Lyudmila Rukavishnikova also ran a business connected to Rostec. In 2019, OCCRP detailed how Rukavishnikova acquired shares in two companies that own property used by Rostec and its enterprises and rents out commercial space in central Moscow to a Rostec subsidiary.

Journalists also found that Rukavishnikova owned an eight-hectare plot in the upscale Rublevka area west of Moscow, and estimated its worth at about 3 billion rubles (around $41 million), as well as a penthouse estimated worth some 2 billion rubles ($27.5 million) and an another apartment estimated to be worth 200 million rubles ($2.75 million) next door to her daughter.

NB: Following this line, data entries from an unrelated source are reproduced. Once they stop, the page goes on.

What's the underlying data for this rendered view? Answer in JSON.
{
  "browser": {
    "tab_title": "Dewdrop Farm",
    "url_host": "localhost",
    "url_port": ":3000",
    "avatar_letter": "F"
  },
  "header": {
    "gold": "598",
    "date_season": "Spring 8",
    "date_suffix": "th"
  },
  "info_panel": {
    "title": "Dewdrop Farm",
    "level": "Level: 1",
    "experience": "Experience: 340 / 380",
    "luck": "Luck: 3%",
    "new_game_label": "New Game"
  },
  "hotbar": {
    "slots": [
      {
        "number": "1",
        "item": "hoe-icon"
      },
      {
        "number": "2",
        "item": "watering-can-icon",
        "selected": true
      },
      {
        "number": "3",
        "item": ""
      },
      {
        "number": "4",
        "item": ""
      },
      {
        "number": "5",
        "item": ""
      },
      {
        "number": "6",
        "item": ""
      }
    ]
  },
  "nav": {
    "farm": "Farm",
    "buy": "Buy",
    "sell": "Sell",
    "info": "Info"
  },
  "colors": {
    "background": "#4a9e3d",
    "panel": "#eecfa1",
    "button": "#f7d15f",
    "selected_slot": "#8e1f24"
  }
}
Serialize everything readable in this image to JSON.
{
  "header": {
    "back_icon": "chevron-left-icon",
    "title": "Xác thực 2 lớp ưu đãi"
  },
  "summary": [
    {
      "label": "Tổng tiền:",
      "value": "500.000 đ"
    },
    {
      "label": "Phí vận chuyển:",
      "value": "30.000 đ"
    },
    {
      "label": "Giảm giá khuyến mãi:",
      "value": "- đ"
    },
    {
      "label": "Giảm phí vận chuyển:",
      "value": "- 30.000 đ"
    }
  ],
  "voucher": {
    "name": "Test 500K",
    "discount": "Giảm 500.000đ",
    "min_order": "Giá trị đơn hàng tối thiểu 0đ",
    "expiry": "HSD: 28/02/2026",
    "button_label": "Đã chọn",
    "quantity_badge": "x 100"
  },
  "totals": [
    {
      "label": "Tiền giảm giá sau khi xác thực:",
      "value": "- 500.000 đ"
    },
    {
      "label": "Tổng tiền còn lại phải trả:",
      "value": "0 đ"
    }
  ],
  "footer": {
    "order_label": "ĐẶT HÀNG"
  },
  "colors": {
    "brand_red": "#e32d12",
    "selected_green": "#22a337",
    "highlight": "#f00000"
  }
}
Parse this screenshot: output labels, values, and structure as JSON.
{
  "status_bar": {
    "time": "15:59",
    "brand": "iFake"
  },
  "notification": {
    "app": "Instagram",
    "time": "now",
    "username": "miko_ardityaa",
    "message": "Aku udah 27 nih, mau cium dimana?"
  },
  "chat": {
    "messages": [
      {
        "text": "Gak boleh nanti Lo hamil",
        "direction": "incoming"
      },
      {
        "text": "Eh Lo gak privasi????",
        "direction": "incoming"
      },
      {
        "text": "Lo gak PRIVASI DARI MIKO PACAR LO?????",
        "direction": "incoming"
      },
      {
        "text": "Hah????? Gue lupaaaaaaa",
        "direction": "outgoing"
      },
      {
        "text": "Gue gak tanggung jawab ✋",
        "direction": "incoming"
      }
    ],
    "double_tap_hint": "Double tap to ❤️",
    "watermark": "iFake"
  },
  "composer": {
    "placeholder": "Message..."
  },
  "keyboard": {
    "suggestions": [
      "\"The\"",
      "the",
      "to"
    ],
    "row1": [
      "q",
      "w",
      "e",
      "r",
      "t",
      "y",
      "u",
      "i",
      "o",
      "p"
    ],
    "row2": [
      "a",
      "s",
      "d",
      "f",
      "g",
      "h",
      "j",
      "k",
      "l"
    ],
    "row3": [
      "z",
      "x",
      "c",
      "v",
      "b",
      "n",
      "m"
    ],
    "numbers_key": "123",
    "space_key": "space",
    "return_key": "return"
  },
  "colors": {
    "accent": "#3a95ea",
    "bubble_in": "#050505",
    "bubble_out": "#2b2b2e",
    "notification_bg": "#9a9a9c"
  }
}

Meanwhile, Rukavishnikova’s companies — AFK-Service and Nikservice — reported losses for 2020.

After the details of the properties in Spain were reported in spring 2019, Sergei Chemezov said that his relatives were not living “on his support,” according to a statement from Rostec published by RBC, but later withdrawn on Rostec’s request.

They were themselves engaged in business, he said, and therefore they “receive a corresponding income.”